Ask any managing partner, and he or she will tell you that the worker bee is absolutely critical to the success of the organization. But a careful distinction needs to be made between the junior-level work that all professionals must perform early in their career and the organization and execution of all the moving parts of an operation that another professional, more senior, must perform to make sure the project gets executed. Both tasks encompass aspects of the worker bee, but the latter is far more important.

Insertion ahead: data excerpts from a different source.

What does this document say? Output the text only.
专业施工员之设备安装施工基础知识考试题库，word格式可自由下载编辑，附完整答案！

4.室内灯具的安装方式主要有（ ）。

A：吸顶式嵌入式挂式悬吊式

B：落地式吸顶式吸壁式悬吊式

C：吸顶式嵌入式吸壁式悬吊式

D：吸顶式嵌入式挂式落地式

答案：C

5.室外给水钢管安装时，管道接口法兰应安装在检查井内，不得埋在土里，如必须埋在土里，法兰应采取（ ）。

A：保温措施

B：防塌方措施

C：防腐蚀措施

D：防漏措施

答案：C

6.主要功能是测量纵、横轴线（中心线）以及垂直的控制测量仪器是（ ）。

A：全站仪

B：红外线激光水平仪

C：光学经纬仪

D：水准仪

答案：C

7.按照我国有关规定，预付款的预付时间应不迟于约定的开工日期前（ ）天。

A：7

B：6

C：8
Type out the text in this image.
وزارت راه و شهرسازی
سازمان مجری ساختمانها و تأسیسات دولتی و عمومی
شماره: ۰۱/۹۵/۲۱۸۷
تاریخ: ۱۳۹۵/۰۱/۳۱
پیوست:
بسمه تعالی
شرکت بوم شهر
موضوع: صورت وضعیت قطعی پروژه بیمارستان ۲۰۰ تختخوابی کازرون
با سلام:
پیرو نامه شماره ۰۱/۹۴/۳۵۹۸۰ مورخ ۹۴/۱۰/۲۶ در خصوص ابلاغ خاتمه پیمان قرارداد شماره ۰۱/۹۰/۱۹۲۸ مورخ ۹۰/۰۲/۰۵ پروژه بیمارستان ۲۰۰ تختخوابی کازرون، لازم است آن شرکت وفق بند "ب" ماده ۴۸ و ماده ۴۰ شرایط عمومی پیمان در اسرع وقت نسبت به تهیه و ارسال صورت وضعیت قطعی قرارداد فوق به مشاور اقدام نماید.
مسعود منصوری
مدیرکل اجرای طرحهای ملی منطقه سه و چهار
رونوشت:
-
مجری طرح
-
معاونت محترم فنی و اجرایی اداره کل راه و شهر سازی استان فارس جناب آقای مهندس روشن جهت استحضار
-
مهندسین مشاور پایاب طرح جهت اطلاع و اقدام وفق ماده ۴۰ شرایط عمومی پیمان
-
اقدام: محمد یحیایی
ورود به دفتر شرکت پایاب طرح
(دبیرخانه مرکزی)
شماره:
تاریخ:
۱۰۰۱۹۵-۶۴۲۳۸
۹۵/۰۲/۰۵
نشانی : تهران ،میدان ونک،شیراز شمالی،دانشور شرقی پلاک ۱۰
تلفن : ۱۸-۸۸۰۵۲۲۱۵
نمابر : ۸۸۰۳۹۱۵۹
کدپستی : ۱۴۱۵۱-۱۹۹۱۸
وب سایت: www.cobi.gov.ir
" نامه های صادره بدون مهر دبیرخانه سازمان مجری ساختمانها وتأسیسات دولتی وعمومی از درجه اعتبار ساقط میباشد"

All professionals, at some point in their career, must play the role of the worker bee, whether they have any aptitude for it or not. This is known, in professional services and other industries, as “paying your dues.” For accountants, there must always be the manager who is willing and able to spend months on a used-car lot, counting the number of green sedans. For the lawyer, someone has to pour through thousands or even millions of documents in the arduous process of discovery, especially in a complex case. For investment bankers, someone has to run the numbers backwards and forwards, sideways and upside down, and pass that information up the food chain that informs the structure of a deal. The war stories that every attorney, accountant, or investment banker inevitably passes on to younger colleagues will more often than not have their basis in the “dues-paying” portion of that person’s career.

But these low-level dues-paying tasks are simply part of the learning process for any young professional. Everyone performs them, and, at some point, the young professional must make a choice to either continue performing them or move into the areas of rainmaker, specialist, misfit, or others. The larger issue is identifying the worker bee who loves the role, who does not necessarily want the spotlight, and has an incredible ability to perform the role. This is the partner or managing director who has the ability to execute on projects but not necessarily the skills or desire to perform the role of rainmaker or specialist. And these persons, perhaps above all others, are critical. They are the offensive linemen of a professional services firm, blocking and tackling even if they never see the end zone with the ball in their hands.